His pipe had fallen to the floor. He saw that her eyes were upon it now instead of on him. And the look in them was one of pure terror. She was afraid of a man’s pipe!
Suddenly he understood and his abrupt laughter, startling her, whipped her piercing look back to him. She drew away from him, crouching against the wall, ready to strike if he drew closer or to leap again toward the liberty he denied her. And Sheldon, even while he pitied her, laughed. He could not help it.

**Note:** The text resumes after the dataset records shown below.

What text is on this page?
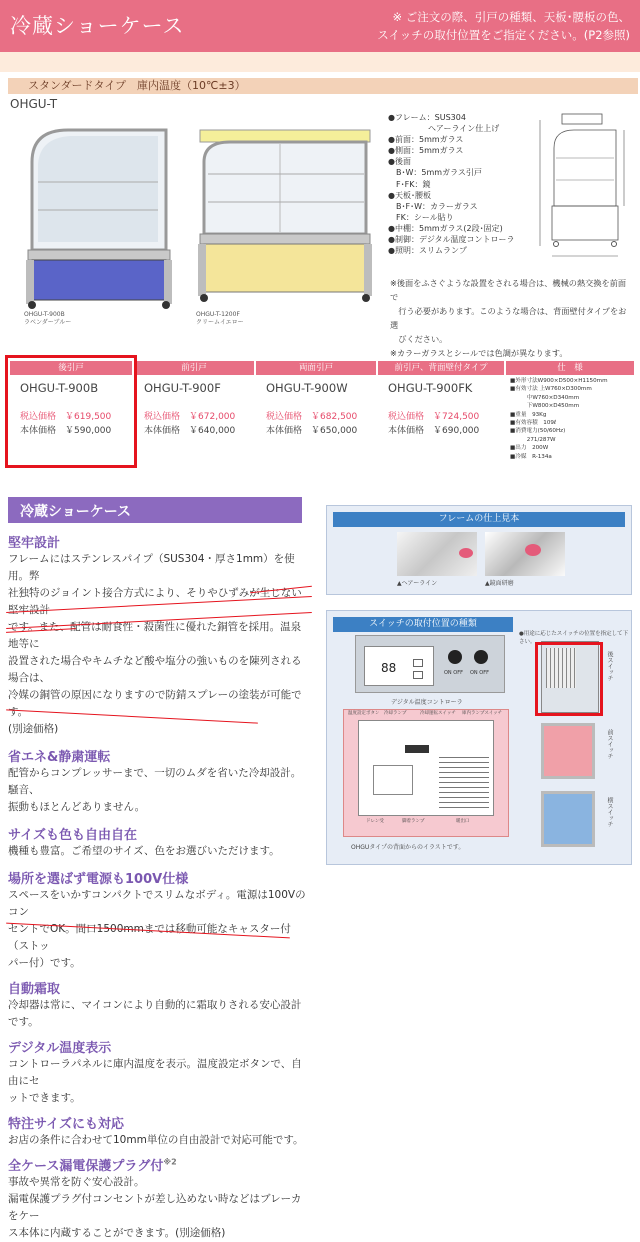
冷蔵ショーケース	※ ご注文の際、引戸の種類、天板･腰板の色、
スイッチの取付位置をご指定ください。(P2参照)
スタンダードタイプ　庫内温度（10℃±3）
OHGU-T
OHGU-T-900B
ラベンダーブルー
OHGU-T-1200F
クリームイエロー
●フレーム：SUS304
　　　　　ヘアーライン仕上げ
●前面：5mmガラス
●側面：5mmガラス
●後面
　B･W：5mmガラス引戸
　F･FK：鏡
●天板･腰板
　B･F･W：カラーガラス
　FK：シール貼り
●中棚：5mmガラス(2段･固定)
●制御：デジタル温度コントローラ
●照明：スリムランプ
※後面をふさぐような設置をされる場合は、機械の熱交換を前面で
　行う必要があります。このような場合は、背面壁付タイプをお選
　びください。
※カラーガラスとシールでは色調が異なります。
後引戸	前引戸	両面引戸	前引戸、背面壁付タイプ	仕　様
OHGU-T-900B
税込価格　 ￥619,500
本体価格　 ￥590,000
OHGU-T-900F
税込価格　 ￥672,000
本体価格　 ￥640,000
OHGU-T-900W
税込価格　 ￥682,500
本体価格　 ￥650,000
OHGU-T-900FK
税込価格　 ￥724,500
本体価格　 ￥690,000
■外形寸法W900×D500×H1150mm
■有効寸法 上W760×D300mm
　　　中W760×D340mm
　　　下W800×D450mm
■重量　93Kg
■有効容積　109ℓ
■消費電力(50/60Hz)
　　　271/287W
■出力　200W
■冷媒　R-134a
冷蔵ショーケース
堅牢設計
フレームにはステンレスパイプ（SUS304・厚さ1mm）を使用。弊
社独特のジョイント接合方式により、そりやひずみが生じない堅牢設計
です。また、配管は耐食性・殺菌性に優れた銅管を採用。温泉地等に
設置された場合やキムチなど酸や塩分の強いものを陳列される場合は、
冷媒の銅管の原因になりますので防錆スプレーの塗装が可能です。
(別途価格)
省エネ&静粛運転
配管からコンプレッサーまで、一切のムダを省いた冷却設計。騒音、
振動もほとんどありません。
サイズも色も自由自在
機種も豊富。ご希望のサイズ、色をお選びいただけます。
場所を選ばず電源も100V仕様
スペースをいかすコンパクトでスリムなボディ。電源は100Vのコン
セントでOK。間口1500mmまでは移動可能なキャスター付（ストッ
パー付）です。
自動霜取
冷却器は常に、マイコンにより自動的に霜取りされる安心設計です。
デジタル温度表示
コントローラパネルに庫内温度を表示。温度設定ボタンで、自由にセ
ットできます。
特注サイズにも対応
お店の条件に合わせて10mm単位の自由設計で対応可能です。
全ケース漏電保護プラグ付$^{※2}$
事故や異常を防ぐ安心設計。
漏電保護プラグ付コンセントが差し込めない時などはブレーカをケー
ス本体に内蔵することができます。(別途価格)
フレームの仕上見本
▲ヘアーライン	▲鏡面研磨
スイッチの取付位置の種類
●用途に応じたスイッチの位置を指定して下さい。
88	ON OFF ON OFF
デジタル温度コントローラ
温度設定ボタン 冷却ランプ	冷却運転スイッチ 庫内ランプスイッチ
ドレン受	脚着ランプ	暖出口
OHGUタイプの背面からのイラストです。
後スイッチ
前スイッチ
横スイッチ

But in a little, heartily ashamed of himself, and yet grinning over his words, be said to her:
“You poor little thing, that isn’t any infernal apparatus! It’s just a pipe and the stuff in it isn’t brimstone, but merely Virginia tobacco. Everybody smokes outside—that is, pretty nearly all the men do,” he added hastily. “But I shouldn’t have smoked without asking your consent, in the first place, and I shouldn’t inflict that old pipe on any one if he did consent. But, honestly, Paula, there’s nothing satanic about it.”
“Liar!” she flung at him in scornful disbelief.
He picked up the pipe, knocked out the fire, and stuffed it back into his pocket.
“Look here,” he said quietly, his good-natured grin still in evidence at the corners of his mouth and in his eyes; “you’ve just made up your mind to hate me and call me names. It isn’t fair. Give me a chance, why don’t you? I’m not half as bad as you’re trying to make me out.”
She looked her disbelief, offering no remark. She made no pretenses: she hated him, held him in high scorn, would have struck him down had she been able, would dodge out of the door and slip away into the forest if he gave her the chance.
But, sane or mad, there was one characteristic which she had in common with all other human beings. Even through her fear and distrust of him, always had her curiosity looked out nakedly. He sought to take advantage of this to make her listen to him, then to draw her out a little. So, speaking slowly and quietly, he began to tell her of his trip in, of having lost his trail, of many trifling incidents of the journey.
Then he spoke of Belle Fortune, of men and women there, of the sort of lives they led. And of the world beyond Belle Fortune, the world “outside.” Of Seattle and San Francisco, of the ships and ferryboats, of stores and theaters, of public gatherings, dances, picnics; of how women dressed and how men gambled—a thousand little colored bits of life with which he wished to interest her.